The French bribery scandal that nearly dragged the young republic into another war
Illustration of American diplomats confronting French agents during the XYZ Affair, 1797
AI-generated

In 1797, President John Adams sent three diplomats to Paris to negotiate with the French government, which had been seizing American merchant ships to pressure the United States into supporting France's war against Britain. The envoys — Charles Cotesworth Pinckney, John Marshall, and Elbridge Gerry — were met not by French foreign minister Talleyrand himself but by three anonymous intermediaries, designated X, Y, and Z in the diplomatic dispatches that eventually reached Congress. France's terms were delivered plainly: a bribe of $250,000 and a loan of $10 million before any negotiations could begin.

Pinckney's reported response — "Millions for defense, but not one cent for tribute" — may have been sharpened in the retelling, but it captured what Americans wanted to believe about themselves, and when Adams released the XYZ dispatches to Congress in April 1798, they were incendiary. Even Republicans sympathetic to France were silenced. Congress authorized an expansion of the Army and Navy, suspended the treaty with France, and allowed merchant ships to arm themselves.
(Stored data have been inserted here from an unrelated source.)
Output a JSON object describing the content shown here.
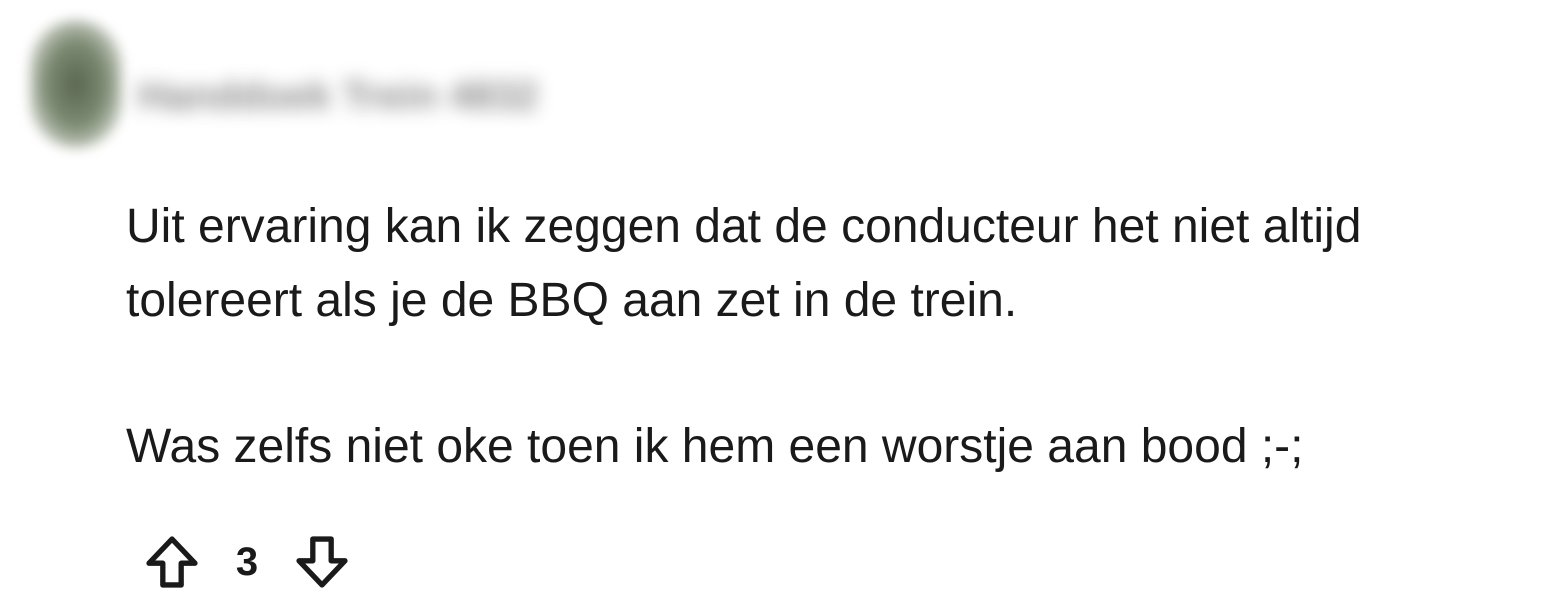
{
  "comment": {
    "author": "Handdoek Trein 4832",
    "body_paragraphs": [
      "Uit ervaring kan ik zeggen dat de conducteur het niet altijd tolereert als je de BBQ aan zet in de trein.",
      "Was zelfs niet oke toen ik hem een worstje aan bood ;-;"
    ],
    "score": "3"
  },
  "icons": {
    "upvote": "arrow-up-outline-icon",
    "downvote": "arrow-down-outline-icon"
  },
  "colors": {
    "text": "#1a1a1b",
    "background": "#ffffff",
    "avatar": "#6b7a62"
  }
}
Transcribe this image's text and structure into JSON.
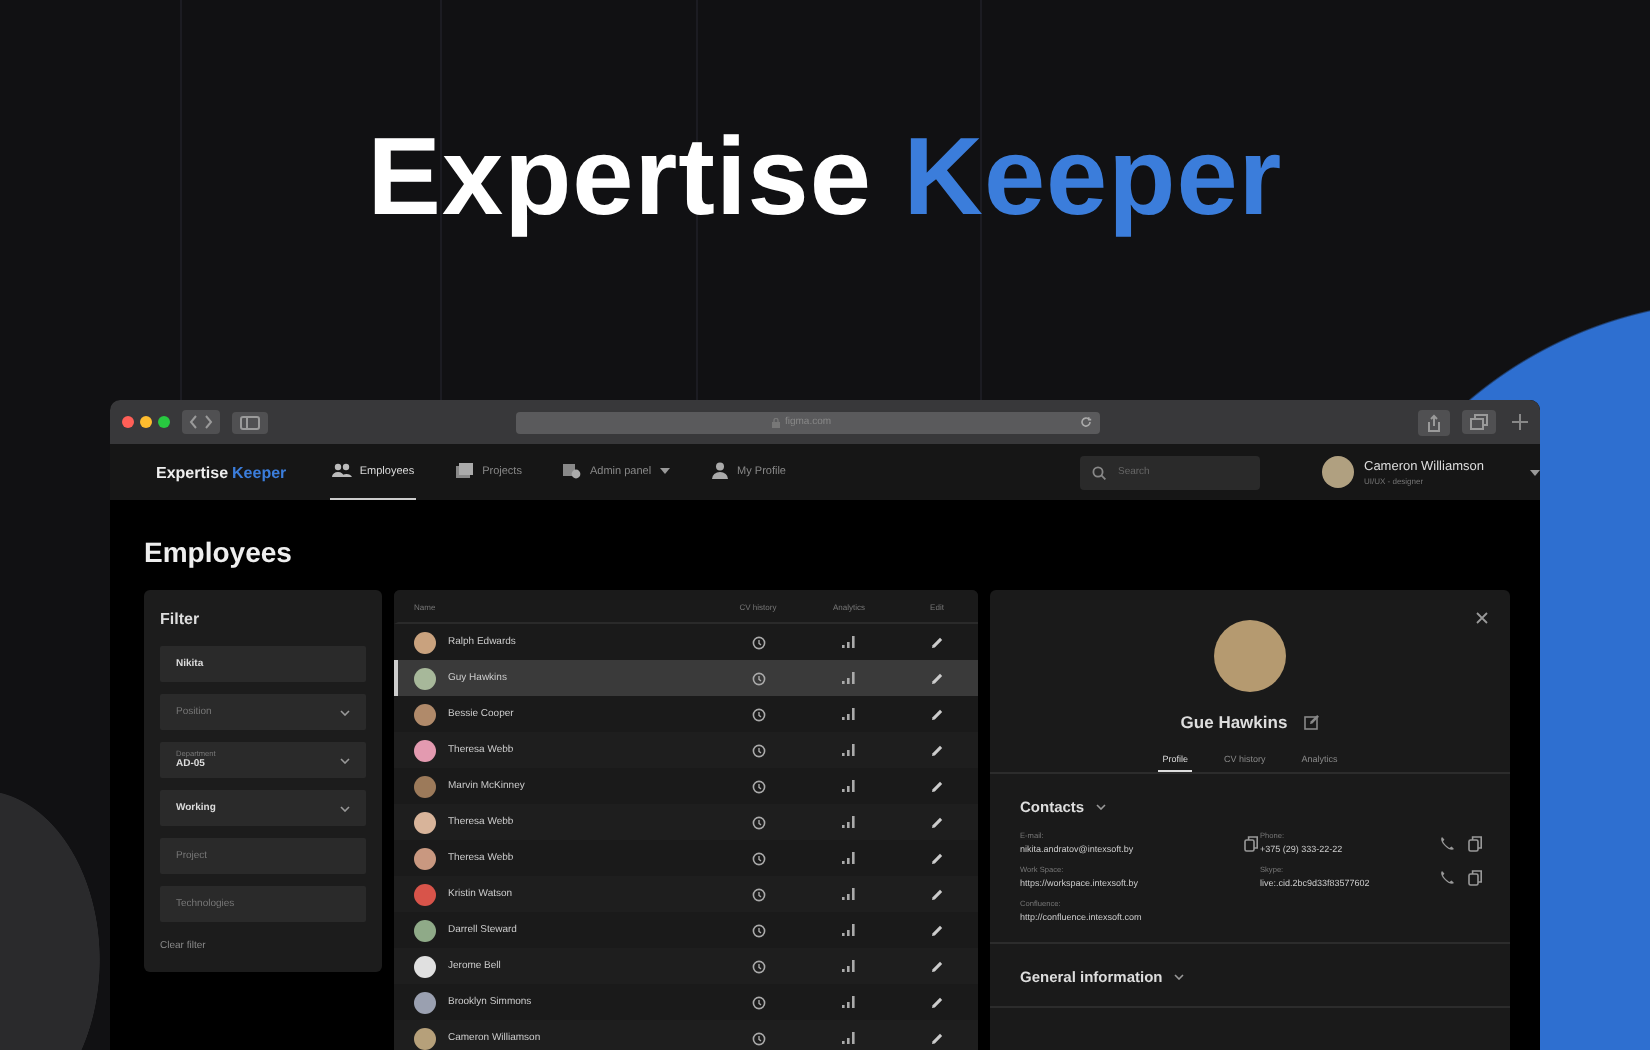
{
  "hero": {
    "word_1": "Expertise",
    "word_2": "Keeper"
  },
  "browser": {
    "url": "figma.com"
  },
  "app": {
    "logo": {
      "word_1": "Expertise",
      "word_2": "Keeper"
    },
    "nav": [
      {
        "label": "Employees",
        "selected": true,
        "dropdown": false
      },
      {
        "label": "Projects",
        "selected": false,
        "dropdown": false
      },
      {
        "label": "Admin panel",
        "selected": false,
        "dropdown": true
      },
      {
        "label": "My Profile",
        "selected": false,
        "dropdown": false
      }
    ],
    "search": {
      "placeholder": "Search"
    },
    "user": {
      "name": "Cameron Williamson",
      "role": "UI/UX - designer"
    }
  },
  "page_title": "Employees",
  "filter": {
    "title": "Filter",
    "fields": [
      {
        "kind": "text",
        "value": "Nikita"
      },
      {
        "kind": "select",
        "placeholder": "Position"
      },
      {
        "kind": "select",
        "label": "Department",
        "value": "AD-05"
      },
      {
        "kind": "select",
        "value": "Working"
      },
      {
        "kind": "text",
        "placeholder": "Project"
      },
      {
        "kind": "text",
        "placeholder": "Technologies"
      }
    ],
    "clear": "Clear filter"
  },
  "table": {
    "columns": [
      "Name",
      "CV history",
      "Analytics",
      "Edit"
    ],
    "rows": [
      {
        "name": "Ralph Edwards",
        "selected": false
      },
      {
        "name": "Guy Hawkins",
        "selected": true
      },
      {
        "name": "Bessie Cooper",
        "selected": false
      },
      {
        "name": "Theresa Webb",
        "selected": false
      },
      {
        "name": "Marvin McKinney",
        "selected": false
      },
      {
        "name": "Theresa Webb",
        "selected": false
      },
      {
        "name": "Theresa Webb",
        "selected": false
      },
      {
        "name": "Kristin Watson",
        "selected": false
      },
      {
        "name": "Darrell Steward",
        "selected": false
      },
      {
        "name": "Jerome Bell",
        "selected": false
      },
      {
        "name": "Brooklyn Simmons",
        "selected": false
      },
      {
        "name": "Cameron Williamson",
        "selected": false
      }
    ]
  },
  "detail": {
    "name": "Gue Hawkins",
    "tabs": [
      {
        "label": "Profile",
        "selected": true
      },
      {
        "label": "CV history",
        "selected": false
      },
      {
        "label": "Analytics",
        "selected": false
      }
    ],
    "sections": [
      {
        "title": "Contacts",
        "items": [
          {
            "kind": "copyable",
            "label": "E-mail:",
            "value": "nikita.andratov@intexsoft.by"
          },
          {
            "kind": "callable",
            "label": "Phone:",
            "value": "+375 (29) 333-22-22"
          },
          {
            "kind": "plain",
            "label": "Work Space:",
            "value": "https://workspace.intexsoft.by"
          },
          {
            "kind": "callable",
            "label": "Skype:",
            "value": "live:.cid.2bc9d33f83577602"
          },
          {
            "kind": "plain",
            "label": "Confluence:",
            "value": "http://confluence.intexsoft.com"
          }
        ]
      },
      {
        "title": "General information"
      }
    ]
  }
}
An undeclared naval conflict — the Quasi-War — played out in the Caribbean over the next two years, involving more than 80 naval engagements before a new agreement ended it in 1800.

The affair's domestic consequences outlasted the conflict itself. The Federalists, riding the wave of public fury, pushed through the Alien and Sedition Acts in the summer of 1798. The crisis also elevated two of the three envoys: John Marshall's conduct in Paris impressed Adams enough to make him Chief Justice two years later. Elbridge Gerry, the only envoy who stayed in Paris after the others left, eventually became Vice President under James Madison — and gave his name, through a creatively drawn Massachusetts electoral district, to the practice of gerrymandering.

Revolutionary Era · Early Republic
Key Facts
Period 1797–1798
Administration John Adams
American Envoys Charles Cotesworth Pinckney, John Marshall, Elbridge Gerry
French Demands $250,000 bribe + $10 million loan before negotiations
Famous Response "Millions for defense, but not one cent for tribute"
Consequence Quasi-War with France (1798–1800); Alien and Sedition Acts (1798)
Career Impact John Marshall → Chief Justice; Elbridge Gerry → Vice President
At a Glance
Years 1797–1798
Location Paris, France / Washington, D.C.